The Oldest College Weekly in America. Founded 1868.

The Colgate Maroon-News

The Oldest College Weekly in America. Founded 1868.

The Colgate Maroon-News

The Oldest College Weekly in America. Founded 1868.

The Colgate Maroon-News

‘Gate Take: How to Thwart Colgate’s Puddle Pandemonium

Graphic: McKenna Dalton

As college students, we trek across campus using the designated walking paths — rain or shine. However, due to the typical Upstate New York weather, we most commonly experience the former. One would assume the walking paths are free from obstacles and any unnecessary tribulations of travel. At a few spots on campus, their assumptions would be wrong. Over time, the walking paths have taken beatings from everything ranging from temperature changes to high-volume traffic. As a result, some paths are now uneven, allowing perfect water basins to form. After consistent rainfall, the basins create large puddles that invade the walking paths and crosswalks of Colgate University. I hope to bring immediate attention to the pavement puddle problem and repair efforts before it worsens.

The most prominent puddle locations exist in the quad outside of Drake and Curtis Halls. As a Curtis Hall resident, I notice the puddles — or, more accurately, small ponds — every day. In the current state, the puddles form a dry, narrow path between each other. The path is only wide enough for one or two people to travel, depending on the amount of recent rainfall. A group of three or more people must take turns to use the narrow pathway. Although it is a minor inconvenience, I find the puddle problem an everyday headache. I carefully navigate the wading waters for fear of drenching my feet in muddy rainwater and ruining a favorite pair of shoes or splashing onto my clothes.

Every Drake and Curtis Hall resident must face this issue daily, as it is the only pavement leading out of the quad and toward the academic buildings, dining halls, library and more. However, this problem is not restricted to the rainy season.

Because the weather in Hamilton, N.Y., is so volatile, the temperatures change from a cool 45 degrees in the afternoon to below-freezing in the evening. As you would expect, the rain or sleet that fills the uneven surface transforms the puddles into miniature ice rinks. Because of the high prevalence of puddles, it becomes a hazardous issue for campus travelers. As the ice forms even with the surrounding pavement, unaware walkers are in for a slippery surprise.

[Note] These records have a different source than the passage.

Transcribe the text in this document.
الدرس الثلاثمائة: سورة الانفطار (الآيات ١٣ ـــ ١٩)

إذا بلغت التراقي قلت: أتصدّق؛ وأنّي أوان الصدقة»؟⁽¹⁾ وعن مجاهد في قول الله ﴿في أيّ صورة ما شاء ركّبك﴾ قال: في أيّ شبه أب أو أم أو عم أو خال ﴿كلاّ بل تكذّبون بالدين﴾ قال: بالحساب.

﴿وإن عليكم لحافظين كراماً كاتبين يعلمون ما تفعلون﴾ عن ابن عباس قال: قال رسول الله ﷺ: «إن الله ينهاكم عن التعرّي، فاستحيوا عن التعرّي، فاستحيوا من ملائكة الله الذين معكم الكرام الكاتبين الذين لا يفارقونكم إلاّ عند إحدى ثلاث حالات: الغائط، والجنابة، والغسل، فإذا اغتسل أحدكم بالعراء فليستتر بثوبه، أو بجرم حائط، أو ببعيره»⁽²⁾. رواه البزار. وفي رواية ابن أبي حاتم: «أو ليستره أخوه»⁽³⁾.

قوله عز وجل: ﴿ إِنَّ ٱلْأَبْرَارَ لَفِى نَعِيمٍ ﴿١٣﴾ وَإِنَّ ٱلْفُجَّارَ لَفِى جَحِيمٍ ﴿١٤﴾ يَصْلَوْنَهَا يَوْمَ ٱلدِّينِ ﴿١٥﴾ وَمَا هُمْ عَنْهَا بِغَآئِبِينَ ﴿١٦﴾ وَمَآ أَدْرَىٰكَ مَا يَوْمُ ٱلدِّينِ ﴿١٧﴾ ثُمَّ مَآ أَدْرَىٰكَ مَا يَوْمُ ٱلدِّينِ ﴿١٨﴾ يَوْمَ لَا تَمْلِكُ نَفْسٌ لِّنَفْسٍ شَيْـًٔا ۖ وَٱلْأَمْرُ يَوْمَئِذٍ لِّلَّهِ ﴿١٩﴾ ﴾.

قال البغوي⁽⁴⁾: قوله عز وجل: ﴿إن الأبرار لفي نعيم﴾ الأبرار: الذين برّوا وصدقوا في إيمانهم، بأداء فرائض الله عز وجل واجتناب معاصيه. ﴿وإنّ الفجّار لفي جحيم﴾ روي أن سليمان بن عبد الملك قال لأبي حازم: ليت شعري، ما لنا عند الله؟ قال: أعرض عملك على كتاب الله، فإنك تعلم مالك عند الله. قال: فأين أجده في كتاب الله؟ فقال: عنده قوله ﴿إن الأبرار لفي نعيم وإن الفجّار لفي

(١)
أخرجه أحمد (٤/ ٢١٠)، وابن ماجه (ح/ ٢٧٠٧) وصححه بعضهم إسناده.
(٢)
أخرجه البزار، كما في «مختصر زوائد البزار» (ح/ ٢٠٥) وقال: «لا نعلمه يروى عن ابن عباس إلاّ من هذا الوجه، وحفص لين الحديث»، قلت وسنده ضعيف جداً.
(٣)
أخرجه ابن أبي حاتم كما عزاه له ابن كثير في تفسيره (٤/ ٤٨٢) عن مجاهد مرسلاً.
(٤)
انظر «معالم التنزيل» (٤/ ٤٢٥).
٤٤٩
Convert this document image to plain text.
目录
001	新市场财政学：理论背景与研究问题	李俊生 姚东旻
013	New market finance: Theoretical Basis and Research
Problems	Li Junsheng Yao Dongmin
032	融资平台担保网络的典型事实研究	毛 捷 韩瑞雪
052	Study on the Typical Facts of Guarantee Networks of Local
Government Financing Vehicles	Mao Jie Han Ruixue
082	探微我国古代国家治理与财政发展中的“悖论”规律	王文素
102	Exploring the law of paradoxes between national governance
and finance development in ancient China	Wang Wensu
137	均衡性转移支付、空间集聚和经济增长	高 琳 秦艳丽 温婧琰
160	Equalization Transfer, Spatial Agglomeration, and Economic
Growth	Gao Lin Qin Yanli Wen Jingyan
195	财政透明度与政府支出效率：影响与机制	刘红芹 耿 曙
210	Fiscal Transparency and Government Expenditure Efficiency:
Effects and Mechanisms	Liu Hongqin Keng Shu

The puddles not only disrupt the primary function of the pavements as walkways but also tarnish the beauty of the quad. The large deposits of rainwater create an unsightly view for students and visitors alike. Furthermore, the puddles deepen with each rainfall, turning the quad into a perpetual water feature. This is not the impression we want to give to prospective students as they view their future residential common space. The puddles are a distraction from the beauty of the campus and need to be addressed for the sake of maintaining our aesthetic standards. 

The puddle problem stretches to the lower campus, as well. The most prominent puddles dwell on the crosswalks of Broad Street just outside Delta Upsilon. To cross the road, you can either walk through a puddle of unknown depth or play a game of real-life Frogger to hop over it. When walking on Broad Street in the dark, the massive puddles blend in with the asphalt. From personal experience, I have made an accidental plunge a time or two. A designated walking path should be clear of all obstacles, natural and unnatural — for that is its purpose.

Compared to Colgate’s exciting Third-Century Plan projects, a temporary pavement repair does not seem unreasonable. I am not even addressing the potholes in the general-use parking lot, as that is out of the scope of this article. I only draw attention to the pedestrian walkway puddles, which affect nearly everyone at Colgate and the Hamilton community. 

On a positive note, it’s worth noting that Colgate is allocating efforts toward campus renovations. With the new construction of Peter’s Glen, the project includes a renovation of the Frank Dining Hall traffic circle. The upgrades are scheduled to be completed by 2025. For the sake of future Drake and Curtis Hall residents, hopefully, this includes a repair of the pavement in the quad, as well.

Unfortunately, the plans do not include repairing the crosswalks on the lower campus. Because this issue pertains to not only Colgate students but also Hamilton residents and visitors, the puddle problem must be addressed promptly. Without proper repairs, the puddles will only continue to grow. Through relatively simple adjustments, we can prevent an eventual puddle pandemonium.